Le directeur général des Sénateurs Pierre Dorion a payé le gros prix pour acquérir les services de Matt Duchene.

Acheteur et vendeur en même temps?

CHRONIQUE / On ne peut pas reprocher à Pierre Dorion d’avoir misé sur Matt Duchene.

Enfin, on peut lui reprocher certaines choses.

Il a probablement surévalué son équipe, à l’automne 2017. Ce fut sa première – et, possiblement, sa plus grosse – erreur à titre de directeur général.

Et Dorion a sans doute payé un peu trop cher pour acquérir un joueur que l’Avalanche du Colorado cherchait à échanger depuis très longtemps. C’est une deuxième erreur, qu’on peut facilement attribuer à l’enthousiasme débordant d’un jeune dirigeant ambitieux.

Si le passage de Duchene avec les Sénateurs fut bref, on pourra au moins reconnaître que le joueur a fait ce qu’on lui a demandé. Il s’est investi jusqu’à la toute dernière minute.

Dorion n’a pas trouvé les bons arguments pour le convaincre que l’avenir est rose à Ottawa. Faudra un jour qu’il nous explique pourquoi.

En attendant, on ne va pas le crucifier d’avoir voulu donner à son équipe un centre de première qualité.

On ne va pas le crucifier, pour autant que toute cette histoire lui serve. Il est un peu plus vieux et un peu plus expérimenté, maintenant. Il doit désormais prouver qu’il est plus sage. Sa façon d’attaquer les prochains jours nous en dira long sur sa capacité à bien mener la barque des Sénateurs dans les prochaines années.

C’est simple. L’avenir des Sénateurs se joue maintenant. Dorion n’a tout simplement plus le droit de se tromper.

Le petit comité qui supervise les opérations hockey, au Centre Canadian Tire, a eu le temps d’étudier plusieurs différents scénarios, dans les dernières semaines.

Les gens des médias, les influenceurs et les gérants d’estrade ne manquent certainement pas de suggestions. On ne retrouve pas chaque année des attaquants du calibre de Duchene dans le pool des joueurs de location chaque année.

Dans tout ce qui a été dit, écrit ou tweeté dans les dernières semaines, on retient cette proposition, originale, qui nous provient d’un collaborateur pigiste méconnu de TSN.

Dans un billet publié sur le site du réseau sportif anglophone, on suggère à Dorion de jouer à la fois sur le terrain des acheteurs et sur celui des vendeurs, ce week-end.

On suggère bien entendu à Dorion de cibler des espoirs de premier plan. On lui conseille de faire le plein de choix au repêchage. Bâtir pour l’avenir. Appliquer une partie de la recette qui est bien éprouvée.

On lui propose simplement de ne pas se limiter à cela. Dans la LNH, une dizaine d’équipes ont moins de deux millions $ US d’espace pour respirer, sous le plafond salarial.

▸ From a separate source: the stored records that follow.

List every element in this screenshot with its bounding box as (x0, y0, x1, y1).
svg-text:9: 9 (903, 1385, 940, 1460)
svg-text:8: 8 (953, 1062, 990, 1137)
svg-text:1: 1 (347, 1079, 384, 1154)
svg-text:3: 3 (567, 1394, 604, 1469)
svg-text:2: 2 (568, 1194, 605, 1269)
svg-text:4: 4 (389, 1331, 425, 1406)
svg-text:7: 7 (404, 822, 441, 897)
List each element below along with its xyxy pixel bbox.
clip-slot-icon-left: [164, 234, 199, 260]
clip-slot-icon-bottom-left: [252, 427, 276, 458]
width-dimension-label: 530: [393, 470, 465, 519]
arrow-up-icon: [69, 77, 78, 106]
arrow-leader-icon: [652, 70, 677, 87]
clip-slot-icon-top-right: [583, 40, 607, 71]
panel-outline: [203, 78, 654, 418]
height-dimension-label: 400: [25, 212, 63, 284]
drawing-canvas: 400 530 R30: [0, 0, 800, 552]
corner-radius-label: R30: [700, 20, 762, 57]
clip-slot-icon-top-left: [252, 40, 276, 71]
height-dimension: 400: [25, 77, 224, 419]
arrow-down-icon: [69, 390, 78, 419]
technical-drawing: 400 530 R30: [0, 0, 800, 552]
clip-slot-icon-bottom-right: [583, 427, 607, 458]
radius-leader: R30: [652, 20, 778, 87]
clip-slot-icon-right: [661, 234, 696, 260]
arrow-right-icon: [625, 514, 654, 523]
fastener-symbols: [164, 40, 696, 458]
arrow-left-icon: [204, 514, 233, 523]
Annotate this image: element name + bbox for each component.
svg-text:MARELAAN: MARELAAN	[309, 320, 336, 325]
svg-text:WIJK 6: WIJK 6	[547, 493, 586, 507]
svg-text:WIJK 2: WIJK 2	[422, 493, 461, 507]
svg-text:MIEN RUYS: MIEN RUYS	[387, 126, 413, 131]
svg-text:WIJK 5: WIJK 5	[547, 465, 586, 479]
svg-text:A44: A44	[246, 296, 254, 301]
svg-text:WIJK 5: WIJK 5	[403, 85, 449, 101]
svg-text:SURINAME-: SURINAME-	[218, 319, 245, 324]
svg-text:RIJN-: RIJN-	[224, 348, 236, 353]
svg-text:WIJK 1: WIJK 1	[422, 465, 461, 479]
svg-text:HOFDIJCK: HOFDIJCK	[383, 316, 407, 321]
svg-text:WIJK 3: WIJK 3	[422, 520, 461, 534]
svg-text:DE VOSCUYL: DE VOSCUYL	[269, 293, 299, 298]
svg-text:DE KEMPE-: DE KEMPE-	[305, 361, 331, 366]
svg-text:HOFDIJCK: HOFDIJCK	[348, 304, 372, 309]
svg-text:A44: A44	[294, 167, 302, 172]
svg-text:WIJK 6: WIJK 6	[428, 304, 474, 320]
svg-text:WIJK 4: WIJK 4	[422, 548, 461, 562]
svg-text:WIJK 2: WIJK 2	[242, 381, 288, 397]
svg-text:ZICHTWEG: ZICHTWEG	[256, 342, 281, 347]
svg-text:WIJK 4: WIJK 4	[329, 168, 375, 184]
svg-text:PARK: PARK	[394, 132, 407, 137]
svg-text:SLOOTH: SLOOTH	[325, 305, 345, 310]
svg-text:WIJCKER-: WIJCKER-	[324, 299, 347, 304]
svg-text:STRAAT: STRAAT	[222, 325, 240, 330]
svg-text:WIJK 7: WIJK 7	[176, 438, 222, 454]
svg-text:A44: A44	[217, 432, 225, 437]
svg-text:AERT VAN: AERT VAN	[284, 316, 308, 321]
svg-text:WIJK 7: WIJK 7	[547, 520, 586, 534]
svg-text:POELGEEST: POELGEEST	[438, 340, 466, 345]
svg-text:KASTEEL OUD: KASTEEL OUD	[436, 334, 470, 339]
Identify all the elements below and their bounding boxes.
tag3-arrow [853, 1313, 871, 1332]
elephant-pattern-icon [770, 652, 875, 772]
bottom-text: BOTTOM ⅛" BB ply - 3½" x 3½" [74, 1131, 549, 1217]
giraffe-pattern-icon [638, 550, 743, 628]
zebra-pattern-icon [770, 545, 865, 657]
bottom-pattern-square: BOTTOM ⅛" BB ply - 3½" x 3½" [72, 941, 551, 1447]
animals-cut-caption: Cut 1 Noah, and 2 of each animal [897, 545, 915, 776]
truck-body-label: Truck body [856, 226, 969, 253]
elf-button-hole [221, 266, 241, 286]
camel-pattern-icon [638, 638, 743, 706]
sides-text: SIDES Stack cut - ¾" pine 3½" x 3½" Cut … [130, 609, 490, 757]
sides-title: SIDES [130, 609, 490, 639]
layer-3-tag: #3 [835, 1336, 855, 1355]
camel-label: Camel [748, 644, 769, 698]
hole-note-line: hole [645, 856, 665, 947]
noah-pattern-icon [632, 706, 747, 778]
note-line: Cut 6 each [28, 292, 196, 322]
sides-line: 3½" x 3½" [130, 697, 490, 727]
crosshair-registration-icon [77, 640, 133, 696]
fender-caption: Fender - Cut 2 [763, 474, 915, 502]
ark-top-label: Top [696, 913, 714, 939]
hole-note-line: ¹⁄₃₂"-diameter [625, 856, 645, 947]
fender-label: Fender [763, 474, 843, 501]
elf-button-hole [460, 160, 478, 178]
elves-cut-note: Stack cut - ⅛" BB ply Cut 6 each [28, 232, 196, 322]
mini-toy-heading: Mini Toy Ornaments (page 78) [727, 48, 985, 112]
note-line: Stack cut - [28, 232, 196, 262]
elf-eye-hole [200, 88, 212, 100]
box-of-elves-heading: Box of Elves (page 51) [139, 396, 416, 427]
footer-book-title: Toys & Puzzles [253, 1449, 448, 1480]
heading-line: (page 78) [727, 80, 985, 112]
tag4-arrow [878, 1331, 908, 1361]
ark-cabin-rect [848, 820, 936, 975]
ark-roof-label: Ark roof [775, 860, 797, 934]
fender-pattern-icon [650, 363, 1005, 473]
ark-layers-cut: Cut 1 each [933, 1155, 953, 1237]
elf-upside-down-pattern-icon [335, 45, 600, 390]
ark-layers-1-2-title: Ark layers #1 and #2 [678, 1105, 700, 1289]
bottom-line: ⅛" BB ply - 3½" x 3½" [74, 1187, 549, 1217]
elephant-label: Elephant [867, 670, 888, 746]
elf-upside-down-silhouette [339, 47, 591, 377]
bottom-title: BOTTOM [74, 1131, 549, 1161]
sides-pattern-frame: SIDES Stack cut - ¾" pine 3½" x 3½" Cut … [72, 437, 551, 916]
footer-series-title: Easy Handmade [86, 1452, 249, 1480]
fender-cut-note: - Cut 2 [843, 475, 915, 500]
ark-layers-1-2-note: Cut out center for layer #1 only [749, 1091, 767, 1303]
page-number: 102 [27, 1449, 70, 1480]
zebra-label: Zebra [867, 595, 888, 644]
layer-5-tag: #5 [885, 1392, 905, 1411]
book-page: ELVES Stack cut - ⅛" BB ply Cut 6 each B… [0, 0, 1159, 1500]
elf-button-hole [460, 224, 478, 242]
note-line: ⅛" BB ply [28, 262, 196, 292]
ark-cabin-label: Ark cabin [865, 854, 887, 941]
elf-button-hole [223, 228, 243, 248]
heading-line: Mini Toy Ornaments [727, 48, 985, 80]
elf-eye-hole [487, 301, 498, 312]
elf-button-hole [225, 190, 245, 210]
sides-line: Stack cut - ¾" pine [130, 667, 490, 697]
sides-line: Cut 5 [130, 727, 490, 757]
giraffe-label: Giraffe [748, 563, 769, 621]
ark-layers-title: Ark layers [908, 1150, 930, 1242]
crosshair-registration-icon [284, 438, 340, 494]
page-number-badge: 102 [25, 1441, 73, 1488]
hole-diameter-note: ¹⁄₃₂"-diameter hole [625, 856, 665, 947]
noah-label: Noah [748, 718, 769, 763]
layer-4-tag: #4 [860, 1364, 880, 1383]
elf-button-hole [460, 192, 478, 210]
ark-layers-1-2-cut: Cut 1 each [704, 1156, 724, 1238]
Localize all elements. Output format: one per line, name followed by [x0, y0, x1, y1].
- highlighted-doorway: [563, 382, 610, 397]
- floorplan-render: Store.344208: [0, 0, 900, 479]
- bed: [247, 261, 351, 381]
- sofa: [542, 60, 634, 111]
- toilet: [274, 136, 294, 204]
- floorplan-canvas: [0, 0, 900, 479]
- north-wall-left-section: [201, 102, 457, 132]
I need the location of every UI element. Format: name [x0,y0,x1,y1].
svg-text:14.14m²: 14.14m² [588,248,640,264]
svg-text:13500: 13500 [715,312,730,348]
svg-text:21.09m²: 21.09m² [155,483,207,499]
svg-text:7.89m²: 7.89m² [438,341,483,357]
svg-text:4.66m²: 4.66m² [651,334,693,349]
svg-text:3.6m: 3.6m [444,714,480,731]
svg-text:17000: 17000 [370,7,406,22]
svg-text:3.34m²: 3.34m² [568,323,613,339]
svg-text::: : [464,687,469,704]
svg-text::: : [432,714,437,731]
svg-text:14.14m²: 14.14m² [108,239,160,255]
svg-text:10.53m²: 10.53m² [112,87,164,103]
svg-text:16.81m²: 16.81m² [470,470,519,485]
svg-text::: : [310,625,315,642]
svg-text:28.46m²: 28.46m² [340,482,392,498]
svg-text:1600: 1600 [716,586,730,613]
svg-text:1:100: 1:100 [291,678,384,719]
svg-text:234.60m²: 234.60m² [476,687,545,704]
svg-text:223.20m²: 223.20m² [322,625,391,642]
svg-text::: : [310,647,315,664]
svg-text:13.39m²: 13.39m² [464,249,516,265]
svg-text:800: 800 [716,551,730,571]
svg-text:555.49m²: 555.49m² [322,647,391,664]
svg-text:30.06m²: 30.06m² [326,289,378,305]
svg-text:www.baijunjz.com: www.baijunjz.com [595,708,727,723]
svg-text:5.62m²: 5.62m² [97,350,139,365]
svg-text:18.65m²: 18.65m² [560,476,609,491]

Les dirigeants de ces clubs seraient sans doute heureux de gagner un peu de marge de manoeuvre en se défaisant de quelques contrats qui sont un peu trop lourds à leur goût.

Ce n’est pas une idée complètement nouvelle. Les Coyotes de l’Arizona ont emprunté une stratégie similaire, quand ils ont absorbé les contrats des retraités Pavel Datsyuk et Marian Hossa.

On parle cette fois de faire l’acquisition de joueurs qui sont toujours actifs. Qui sont capables de se défendre sur une patinoire. Mais qui gagnent un peu trop d’argent au goût de leurs patrons actuels.

Si Dorion se montre accommodant en soulageant un de ses homologues du fardeau d’un mauvais contrat, il pourrait être récompensé. Il pourrait peut-être obtenir un choix de repêchage plus élevé. Un espoir de meilleure qualité.

Tout se négocie, dans la vie.

Le problème, avec les théories des gérants d’estrade, c’est qu’elles fonctionnent parfois mieux sur papier que dans la vraie vie.

Celle-là vaut quand même la peine d’être testée.